The Debt Collector’s Ultimate Weapon

Though a lawsuit is the debt collector’s ultimate weapon, a collector typically doesn’t roll out this Big Gun unless and until all its other options have been exhausted. (You could, however, unwittingly push the collection agency into suing you by sending it a “cease & desist” letter.) Why should the agency take the time and go to the trouble to sue you when it’s learned from experience that a few weeks of persistent harassment persuades many debtors to pay up?

Still, when you get that lawsuit threat, it’s unnerving, to say the least. Nobody wants to get sued and have to go to court. And if the debt is legitimate, you’re going to lose that lawsuit.

What’s the Collector Gain by Winning a Judgment in Court?

So what’s winning a lawsuit in court do for a collection agency? Potentially, a lot. With a court judgment in hand, the collector may then pursue a new set of particularly punishing tactics, including:

  • Wage garnishment
  • Property liens
  • Bank account seizures

But here’s the catch: Not all of these tactics are legal in every state. Further, your wages would be a bit tough to garnish if you have no wages. And putting a lien on your house couldn’t happen if you don’t own a house.

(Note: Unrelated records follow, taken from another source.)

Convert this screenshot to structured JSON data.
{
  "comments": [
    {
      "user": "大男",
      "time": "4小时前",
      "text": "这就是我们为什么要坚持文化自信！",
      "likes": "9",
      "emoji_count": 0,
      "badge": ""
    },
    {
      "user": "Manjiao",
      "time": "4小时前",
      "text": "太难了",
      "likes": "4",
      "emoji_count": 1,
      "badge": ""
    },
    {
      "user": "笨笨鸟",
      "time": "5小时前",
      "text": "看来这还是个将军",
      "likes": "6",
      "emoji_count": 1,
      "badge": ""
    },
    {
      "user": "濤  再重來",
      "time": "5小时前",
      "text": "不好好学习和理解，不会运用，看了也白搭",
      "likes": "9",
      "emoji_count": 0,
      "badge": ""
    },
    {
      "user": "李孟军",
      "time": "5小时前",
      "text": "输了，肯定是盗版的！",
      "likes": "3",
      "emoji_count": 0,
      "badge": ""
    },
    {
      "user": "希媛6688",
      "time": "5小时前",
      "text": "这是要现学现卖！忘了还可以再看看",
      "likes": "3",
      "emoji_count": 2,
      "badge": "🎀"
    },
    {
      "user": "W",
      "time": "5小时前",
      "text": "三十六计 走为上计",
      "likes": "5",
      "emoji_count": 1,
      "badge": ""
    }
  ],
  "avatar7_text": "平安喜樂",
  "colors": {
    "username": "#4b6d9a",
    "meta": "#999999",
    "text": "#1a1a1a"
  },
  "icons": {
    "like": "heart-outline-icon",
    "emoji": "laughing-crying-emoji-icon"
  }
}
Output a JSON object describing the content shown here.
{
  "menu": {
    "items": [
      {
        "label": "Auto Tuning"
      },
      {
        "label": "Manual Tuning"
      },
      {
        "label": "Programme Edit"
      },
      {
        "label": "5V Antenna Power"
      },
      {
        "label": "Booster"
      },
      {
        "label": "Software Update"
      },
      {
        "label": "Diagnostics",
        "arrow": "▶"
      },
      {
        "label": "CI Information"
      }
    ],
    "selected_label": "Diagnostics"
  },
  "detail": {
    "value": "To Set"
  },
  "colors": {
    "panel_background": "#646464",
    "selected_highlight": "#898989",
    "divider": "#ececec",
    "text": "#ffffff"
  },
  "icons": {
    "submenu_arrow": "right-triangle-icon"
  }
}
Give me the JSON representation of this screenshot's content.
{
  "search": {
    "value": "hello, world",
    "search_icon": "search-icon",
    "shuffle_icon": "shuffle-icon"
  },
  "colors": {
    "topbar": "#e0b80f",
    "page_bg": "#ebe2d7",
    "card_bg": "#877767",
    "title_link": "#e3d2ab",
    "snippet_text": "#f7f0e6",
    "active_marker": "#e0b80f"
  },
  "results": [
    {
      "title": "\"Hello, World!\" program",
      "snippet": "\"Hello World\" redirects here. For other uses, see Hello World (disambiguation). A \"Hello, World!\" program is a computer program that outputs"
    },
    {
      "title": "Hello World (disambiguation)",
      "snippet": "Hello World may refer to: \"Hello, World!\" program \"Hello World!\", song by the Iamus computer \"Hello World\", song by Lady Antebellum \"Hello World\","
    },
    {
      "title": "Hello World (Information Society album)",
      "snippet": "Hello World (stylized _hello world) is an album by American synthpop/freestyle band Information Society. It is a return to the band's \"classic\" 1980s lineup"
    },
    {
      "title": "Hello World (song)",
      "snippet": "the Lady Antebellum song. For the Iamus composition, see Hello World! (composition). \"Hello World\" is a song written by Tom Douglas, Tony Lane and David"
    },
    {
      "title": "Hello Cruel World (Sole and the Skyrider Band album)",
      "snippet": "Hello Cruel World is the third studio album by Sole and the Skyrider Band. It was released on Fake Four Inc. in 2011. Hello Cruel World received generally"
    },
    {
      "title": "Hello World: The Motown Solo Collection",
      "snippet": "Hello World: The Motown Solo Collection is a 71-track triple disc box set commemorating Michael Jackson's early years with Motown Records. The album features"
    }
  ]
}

If a debt collector knows because of the specifics of your situation that it has little leverage to gain by successfully suing you, then it won’t go to the trouble to sue you.

How to Judge Whether a Debt Collector Will Follow Through on a Threat to Sue

To get a better sense of whether you’ll be sued by a debt collector, you need to think through what the collector stands to gain by winning a lawsuit against you.

For example, as noted above, if you don’t have a job, your wages can’t be garnished. (Of course if get a job, you could be subject to garnishment.) Also, if you live in North Carolina, Pennsylvania, Texas, or South Carolina, garnishing your wages to collect “commercial” debt (credit card debt, for example) is against the law.

How about property liens? Once a debt collector has a court judgment in hand, it can put a lien on your house. That effectively means you can’t sell your house, because any potential buyer will learn of the lien and tell you it must be dealt with by you before he or she will buy your house. But obviously if you don’t own a house or other valuable property, you needn’t worry about the prospect of a lien.

After winning a lawsuit a collector may also be able to seize cash in your bank accounts. How you can insulate yourself from this tactic I think is clear: don’t keep a lot of cash in your bank accounts.

Aside from the potential to garnish, if the collector sees that you have no job and no assets, it may not see much point in suing you, on ‘can’t get blood out of a turnip’ grounds.

Finally, if you don’t know what’s on your current credit report, have a look. If your report shows that you’ve paid past due accounts in the past without the creditor resorting to a lawsuit, a collection agency after you now may be inclined to continue with the usual harassment tactics. But if a lawsuit was required to force you to pay delinquent debts in the past, the agency might now jump to that option.